Tensorflow on Caviness
TensorFlow must be used as a container, so the versions of TensorFlow installed on Caviness are provided as containers.
$ vpkg_versions tensorflow Available versions in package (* = default version): [/opt/shared/valet/2.1/etc/tensorflow.vpkg_yaml] tensorflow an end-to-end open source machine learning platform 1.12.0 release 1.12.0 1.12.0:gpu release 1.12.0-gpu (uses CUDA toolkit 9.0) 1.12.0:gpu,py3 release 1.12.0-gpu-py3 (uses CUDA toolkit 9.0) 1.12.0:py3 release 1.12.0-py3 * 1.13.1 release 1.13.1 1.13.1:gpu release 1.13.1-gpu (uses CUDA toolkit 10.0) 1.13.1:gpu,py3 release 1.13.1-gpu-py3 (uses CUDA toolkit 10.0) 1.13.1:py3 release 1.13.1-py3
You write your Python code either somewhere in your home directory ($HOME) or in the workgroup directory ($WORKDIR). You should speak to other group members to understand how you should make use of the workgroup directory, e.g. create a directory for yourself, etc.
Remember you must specify your workgroup to define your cluster group or investing-entity compute nodes before submitting any job, and this includes starting an interactive session or submitting a batch job.
$ workgroup -g «investing-entity»
Assuming you created your personal workgroup storage area as $WORKDIR/$USER
, create a directory therein for your first TensorFlow job:
$ mkdir -p ${WORKDIR}/${USER}/tf-test-001 $ cd ${WORKDIR}/${USER}/tf-test-001
For example, say your TensorFlow Python script is called tf-script.py
, then you should copy this file or create it the tf-test-001
directory, then copy the tensorflow.qs job script template:
$ cp /opt/shared/tensorflow/tensorflow.qs .
You will need to modify the copy of tensorflow.qs
accordingly (--cpus-per-task=2
to however many CPU cores you need, 1 - 36; --mem-per-cpu=1024M
to alter max memory limit; --job-name=tensorflow
, etc.).

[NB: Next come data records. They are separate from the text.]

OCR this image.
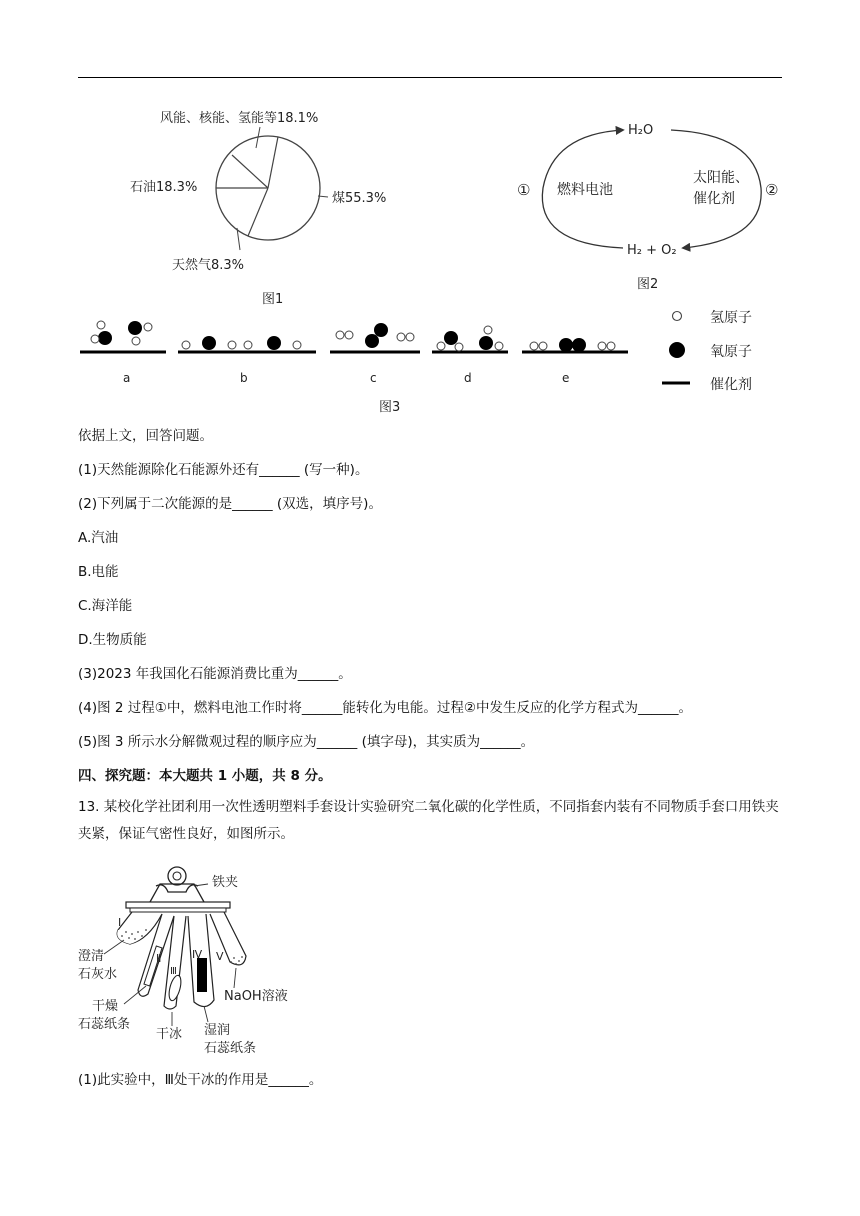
风能、核能、氢能等18.1%
石油18.3%
煤55.3%
天然气8.3%
图1
H₂O
H₂ + O₂
① 燃料电池
太阳能、
催化剂 ②
图2
a	b	c	d	e
图3
氢原子
氧原子
催化剂
依据上文，回答问题。
(1)天然能源除化石能源外还有______ (写一种)。
(2)下列属于二次能源的是______ (双选，填序号)。
A.汽油
B.电能
C.海洋能
D.生物质能
(3)2023 年我国化石能源消费比重为______。
(4)图 2 过程①中，燃料电池工作时将______能转化为电能。过程②中发生反应的化学方程式为______。
(5)图 3 所示水分解微观过程的顺序应为______ (填字母)，其实质为______。
四、探究题：本大题共 1 小题，共 8 分。
13. 某校化学社团利用一次性透明塑料手套设计实验研究二氧化碳的化学性质，不同指套内装有不同物质手套口用铁夹夹紧，保证气密性良好，如图所示。
铁夹
Ⅰ
Ⅱ
Ⅲ
Ⅳ Ⅴ
澄清
石灰水
干燥
石蕊纸条
干冰 湿润
石蕊纸条
NaOH溶液
(1)此实验中，Ⅲ处干冰的作用是______。
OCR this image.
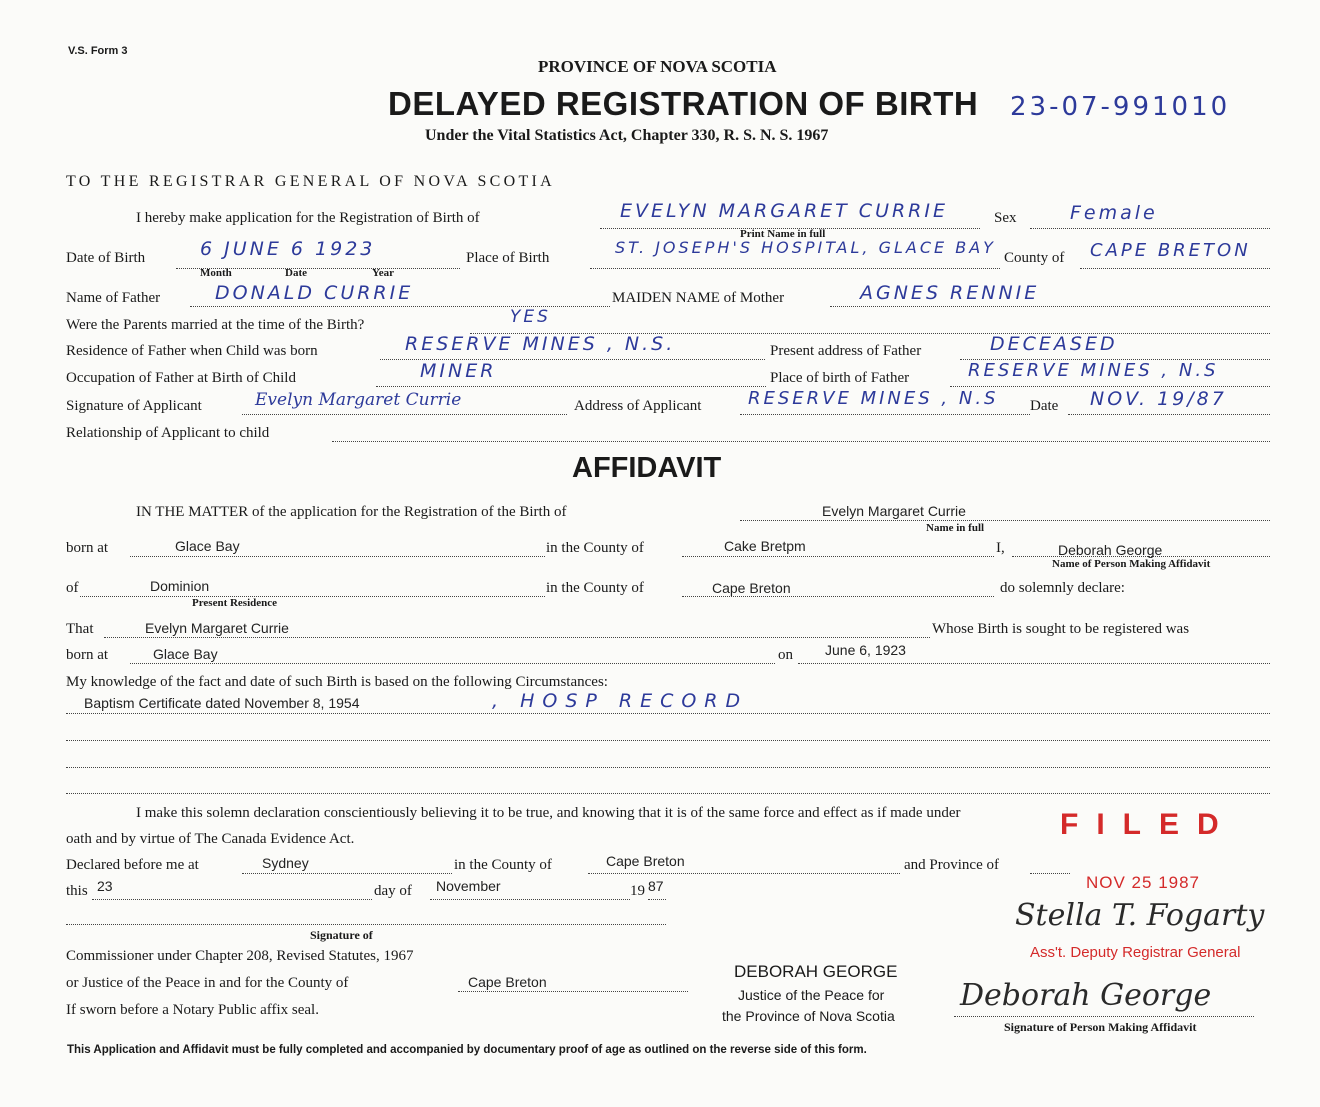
V.S. Form 3
PROVINCE OF NOVA SCOTIA
DELAYED REGISTRATION OF BIRTH 23-07-991010
Under the Vital Statistics Act, Chapter 330, R. S. N. S. 1967
TO THE REGISTRAR GENERAL OF NOVA SCOTIA
I hereby make application for the Registration of Birth of	EVELYN MARGARET CURRIE
Print Name in full
Sex	Female
Date of Birth	6 JUNE 6 1923
Month	Date	Year
Place of Birth
ST. JOSEPH'S HOSPITAL, GLACE BAY
County of CAPE BRETON
Name of Father	DONALD CURRIE	MAIDEN NAME of Mother	AGNES RENNIE
Were the Parents married at the time of the Birth?	YES
Residence of Father when Child was born	RESERVE MINES , N.S.	Present address of Father	DECEASED
Occupation of Father at Birth of Child	MINER	Place of birth of Father	RESERVE MINES , N.S
Signature of Applicant	Evelyn Margaret Currie	Address of Applicant	RESERVE MINES , N.S Date NOV. 19/87
Relationship of Applicant to child
AFFIDAVIT
IN THE MATTER of the application for the Registration of the Birth of	Evelyn Margaret Currie
Name in full
born at	Glace Bay	in the County of	Cake Bretpm	I,	Deborah George
Name of Person Making Affidavit
of	Dominion
Present Residence
in the County of	Cape Breton	do solemnly declare:
That	Evelyn Margaret Currie	Whose Birth is sought to be registered was
born at	Glace Bay	on June 6, 1923
My knowledge of the fact and date of such Birth is based on the following Circumstances:
Baptism Certificate dated November 8, 1954	, HOSP RECORD
I make this solemn declaration conscientiously believing it to be true, and knowing that it is of the same force and effect as if made under
oath and by virtue of The Canada Evidence Act.	FILED
Declared before me at	Sydney	in the County of	Cape Breton	and Province of
this 23	day of November	19 87	NOV 25 1987
Signature of
Stella T. Fogarty
Ass't. Deputy Registrar General
Commissioner under Chapter 208, Revised Statutes, 1967
or Justice of the Peace in and for the County of	Cape Breton
If sworn before a Notary Public affix seal.
DEBORAH GEORGE
Justice of the Peace for
the Province of Nova Scotia
Deborah George
Signature of Person Making Affidavit
This Application and Affidavit must be fully completed and accompanied by documentary proof of age as outlined on the reverse side of this form.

The template has extensive documentation that should assist you in customizing it for the job. Last but not least, the last line should be changed to match your Python script name and for this example, it it would be tf-script.py
:
# # Execute our TensorFlow Python script: # python tf-script.py
Finally, submit the job using the sbatch
command:
$ sbatch tensorflow.qs